Introduction: Our purpose was to determine whether perfusion MR imaging can be used to differentiate benign and malignant meningiomas on the basis of the differences in perfusion of tumor parenchyma and/or peritumoral edema.
Methods: A total of 33 patients with preoperative meningiomas (25 benign and 8 malignant) underwent conventional and dynamic susceptibility contrast perfusion MR imaging. Maximal relative cerebral blood volume (rCBV) and the corresponding relative mean time to enhance (rMTE) (relative to the contralateral normal white matter) in both tumor parenchyma and peritumoral edema were measured. The independent samples t-test was used to determine whether there was a statistically significant difference in the mean rCBV and rMTE ratios between benign and malignant meningiomas.
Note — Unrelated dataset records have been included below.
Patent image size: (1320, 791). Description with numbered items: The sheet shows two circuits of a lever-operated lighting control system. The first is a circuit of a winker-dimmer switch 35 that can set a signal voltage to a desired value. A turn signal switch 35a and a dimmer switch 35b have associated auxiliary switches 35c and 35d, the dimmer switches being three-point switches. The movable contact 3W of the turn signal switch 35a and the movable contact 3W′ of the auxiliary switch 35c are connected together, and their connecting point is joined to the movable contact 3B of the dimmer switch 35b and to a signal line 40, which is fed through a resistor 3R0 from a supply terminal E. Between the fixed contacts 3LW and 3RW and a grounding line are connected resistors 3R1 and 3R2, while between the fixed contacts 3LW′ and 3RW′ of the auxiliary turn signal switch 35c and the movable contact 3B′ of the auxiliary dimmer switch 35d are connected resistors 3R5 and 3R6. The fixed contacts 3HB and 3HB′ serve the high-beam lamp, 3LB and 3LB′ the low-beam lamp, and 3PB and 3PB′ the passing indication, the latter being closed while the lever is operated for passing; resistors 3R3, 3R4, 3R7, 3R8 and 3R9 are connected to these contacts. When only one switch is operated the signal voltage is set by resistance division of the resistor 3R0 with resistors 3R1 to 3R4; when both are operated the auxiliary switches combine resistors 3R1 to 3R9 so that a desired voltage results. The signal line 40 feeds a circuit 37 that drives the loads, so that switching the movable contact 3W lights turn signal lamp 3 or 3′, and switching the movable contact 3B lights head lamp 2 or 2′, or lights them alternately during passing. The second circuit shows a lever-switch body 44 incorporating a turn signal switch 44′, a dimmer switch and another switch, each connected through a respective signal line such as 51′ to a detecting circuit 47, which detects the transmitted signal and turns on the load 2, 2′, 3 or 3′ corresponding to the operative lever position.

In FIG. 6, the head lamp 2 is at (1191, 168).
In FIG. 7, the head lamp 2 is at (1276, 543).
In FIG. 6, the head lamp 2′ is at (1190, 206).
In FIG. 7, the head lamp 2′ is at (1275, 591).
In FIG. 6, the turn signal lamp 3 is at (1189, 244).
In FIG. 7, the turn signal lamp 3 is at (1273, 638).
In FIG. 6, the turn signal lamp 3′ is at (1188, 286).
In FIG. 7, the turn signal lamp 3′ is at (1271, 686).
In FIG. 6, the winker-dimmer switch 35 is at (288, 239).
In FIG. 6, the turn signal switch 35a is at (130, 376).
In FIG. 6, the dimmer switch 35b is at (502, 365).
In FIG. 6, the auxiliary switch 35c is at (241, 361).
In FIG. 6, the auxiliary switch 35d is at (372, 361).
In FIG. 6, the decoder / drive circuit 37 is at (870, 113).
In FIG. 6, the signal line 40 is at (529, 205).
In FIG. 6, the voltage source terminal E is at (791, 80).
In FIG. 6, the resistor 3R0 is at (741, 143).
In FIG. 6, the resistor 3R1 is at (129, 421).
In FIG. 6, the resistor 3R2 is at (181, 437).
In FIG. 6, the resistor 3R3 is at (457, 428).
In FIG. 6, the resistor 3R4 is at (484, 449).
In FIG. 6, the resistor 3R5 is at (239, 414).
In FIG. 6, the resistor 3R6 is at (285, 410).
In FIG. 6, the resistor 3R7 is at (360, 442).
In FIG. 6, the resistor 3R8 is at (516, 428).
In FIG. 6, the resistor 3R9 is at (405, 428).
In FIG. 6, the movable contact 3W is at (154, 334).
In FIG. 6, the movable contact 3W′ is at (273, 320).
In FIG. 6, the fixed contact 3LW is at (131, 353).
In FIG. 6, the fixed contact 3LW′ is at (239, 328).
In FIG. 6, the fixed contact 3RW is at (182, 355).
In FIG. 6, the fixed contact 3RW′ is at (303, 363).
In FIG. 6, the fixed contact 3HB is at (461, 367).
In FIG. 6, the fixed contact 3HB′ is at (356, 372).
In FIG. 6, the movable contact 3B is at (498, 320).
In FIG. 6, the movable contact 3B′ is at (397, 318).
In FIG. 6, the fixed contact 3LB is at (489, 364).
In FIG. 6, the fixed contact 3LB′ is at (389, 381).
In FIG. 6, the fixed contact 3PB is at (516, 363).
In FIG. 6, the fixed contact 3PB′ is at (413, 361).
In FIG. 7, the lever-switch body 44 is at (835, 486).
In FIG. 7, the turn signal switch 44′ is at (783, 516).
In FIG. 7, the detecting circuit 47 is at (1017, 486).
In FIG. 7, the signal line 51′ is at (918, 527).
Results: The mean maximal rCBV values of benign and malignant meningiomas were 7.16+/-4.08 (mean+/-SD) and 5.89+/-3.86, respectively, in the parenchyma, and 1.05+/-0.96 and 3.82+/-1.39, respectively, in the peritumoral edema. The mean rMTE values were 1.16+/-0.24 and 1.30+/-0.32, respectively, in the parenchyma, and 0.91+/-0.25 and 1.24+/-0.35, respectively, in the peritumoral edema. The differences in rCBV and rMTE values between benign and malignant meningiomas were not statistically significant (P>0.05) in the parenchyma, but both were statistically significant (P<0.05) in the peritumoral edema.
Conclusion: Perfusion MR imaging can provide useful information on meningioma vascularity which is not available from conventional MRI. Measurement of maximal rCBV and corresponding rMTE values in the peritumoral edema is useful in the preoperative differentiation between benign and malignant meningiomas.